Rom (epd). Jeder Prozentpunkt zählt beim Eindämmen der Pandemie: Knapp 80 Prozent der Italiener sind doppelt geimpft, die Booster-Kampagne schlägt an - und das in einem Land, welches oft als chaotisch verschrien ist. Die Sieben-Tage-Inzidenz steht jetzt auf 90, so niedrig wie sonst nur noch in Malta, Spanien und Schweden. In Deutschland wird unterdessen über eine Impfpflicht diskutiert, in Österreich gilt eine solche ab dem 1. Februar.
Ein Grund für diesen Erfolg ist an der Regierungsspitze zu finden. Der frühere Chef der Europäischen Zentralbank, Mario Draghi, ist bekannt für sein beherztes Handeln. Berühmt ist sein Ausspruch: „Whatever it takes“, unter diesem Motto wurde er zum Retter der Euro. Alle Mittel hat Draghi auch in der Pandemiebekämpfung zum Einsatz gebracht: Der „Green Pass“, das Zertifikat über Impf-, Test- oder Corona-Genesungsstatus, wurde in Italien mit als erstes eingeführt.
Ziel war es zunächst, das sommerliche Reisen im „Bel Paese“ zu garantieren. Das hat geklappt. Ende August wurden 20 Prozent mehr Urlauber als im ersten Pandemiesommer 2020 erfasst. In der Folge wurde die „Green Pass“-Pflicht in Italien auf immer größere Bereiche des gesellschaftlichen und wirtschaftlichen Lebens ausgeweitet. Seit Mitte Oktober kann nur zur Arbeit erscheinen, wer den 3G-Nachweis mittels „Green Pass“ vorweist.
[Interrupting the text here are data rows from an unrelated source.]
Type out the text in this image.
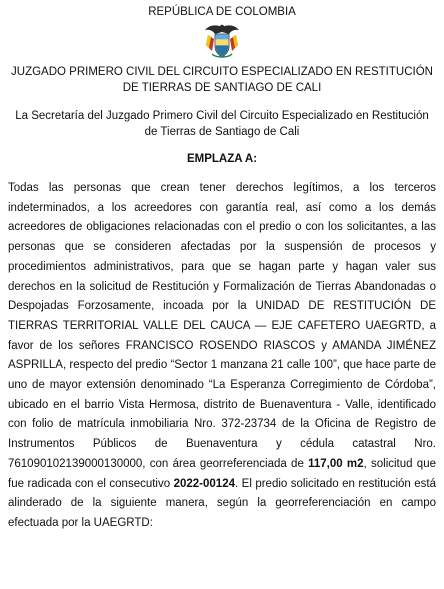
REPÚBLICA DE COLOMBIA
JUZGADO PRIMERO CIVIL DEL CIRCUITO ESPECIALIZADO EN RESTITUCIÓN
DE TIERRAS DE SANTIAGO DE CALI
La Secretaría del Juzgado Primero Civil del Circuito Especializado en Restitución
de Tierras de Santiago de Cali
EMPLAZA A:
Todas las personas que crean tener derechos legítimos, a los terceros indeterminados, a los acreedores con garantía real, así como a los demás acreedores de obligaciones relacionadas con el predio o con los solicitantes, a las personas que se consideren afectadas por la suspensión de procesos y procedimientos administrativos, para que se hagan parte y hagan valer sus derechos en la solicitud de Restitución y Formalización de Tierras Abandonadas o Despojadas Forzosamente, incoada por la UNIDAD DE RESTITUCIÓN DE TIERRAS TERRITORIAL VALLE DEL CAUCA — EJE CAFETERO UAEGRTD, a favor de los señores FRANCISCO ROSENDO RIASCOS y AMANDA JIMÉNEZ ASPRILLA, respecto del predio “Sector 1 manzana 21 calle 100”, que hace parte de uno de mayor extensión denominado “La Esperanza Corregimiento de Córdoba”, ubicado en el barrio Vista Hermosa, distrito de Buenaventura - Valle, identificado con folio de matrícula inmobiliaria Nro. 372-23734 de la Oficina de Registro de Instrumentos Públicos de Buenaventura y cédula catastral Nro. 761090102139000130000, con área georreferenciada de 117,00 m2, solicitud que fue radicada con el consecutivo 2022-00124. El predio solicitado en restitución está alinderado de la siguiente manera, según la georreferenciación en campo efectuada por la UAEGRTD:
Pragmatismus siegt über Gleichmut
Den Italienern ist ihr „posto fisso“, ihr sicherer Arbeitsplatz, heilig. Giancarlo Mancini, einer von rund 8.000 Taxifahrern in Rom, sagt: „Wenn ich die Impfung nicht für die Arbeit gebraucht hätte, hätte ich mich nicht geimpft.“ Hier siegt der Pragmatismus von oben über den „menefreghismo“ - den Gleichmut - der Römer. Der mit Worten sparsam und gezielt umgehende Premierminister Draghi äußerte sich deutlich: „Wer dazu aufruft, sich nicht zu impfen, der ruft dazu auf, zu sterben - oder andere sterben zu lassen.“ Bislang sind in Italien in der Pandemie rund 133.000 Menschen an und mit Covid-19 verstorben. Vor allem zu Beginn der Pandemie traf es Norditalien besonders schwer.
Die Organisation der Corona-Eindämmung und damit auch der Impfung legte Draghi in die Hände eines eigens ernannten Sonderkommissars: Armee-General Francesco Paolo Figliuolo. Dieser zieht das Impfprogramm mit militärischer Disziplin und Logistik durch. Die militärischen Einrichtungen in Italien funktionieren reibungslos. Seit den bürgerkriegsähnlichen Zuständen im „autunno caldo“, dem „heißen Herbst“, 1969/70 wird konsequent auf militärische Strukturen zur Aufrechterhaltung der öffentlichen Sicherheit gesetzt.
Den „besten Mann für Krisenfälle“ hat Mario Draghi im März als Covid-19-Sonderkommissar gesucht. Figliuolo hat sich als solcher erwiesen. Die Impfkampagne steuert er aus Rom, trotz der Zuständigkeit der Regionen für das Gesundheitssystem. Ein Beweis für eine weitere Wesenseigenschaft der Italiener: höchste Flexibilität in problematischen Situationen.
Nur sieben Prozent lehnen Impfung kategorisch ab
Mit größtem Einsatz wurde ein Netz an Impfzentren und das System der logistischen Verteilung aufgebaut, das Personal stammt aus Freiwilligenorganisationen, der Armee, dem Zivilschutz und dem Gesundheitspersonal. Bis Ende des Jahres will der Afghanistan- und Kosovo-Veteran Figliuolo 90 Prozent aller Italienerinnen und Italiener über zwölf Jahren mindestens einmal geimpft sehen. Seit Mai gilt schon eine Impfpflicht in medizinischen Berufen, seit Oktober auch für Beschäftigte in Altenheimen.
„Whatever it takes“ - was es braucht, sind Rationalismus, Pragmatismus und straffe Organisation, um die Impfquote nach oben schnellen zu lassen und die Pandemie in den Griff zu bekommen. Das überzeugt die Italiener, von denen nur etwa sieben Prozent angeben, sich überhaupt nicht impfen lassen zu wollen.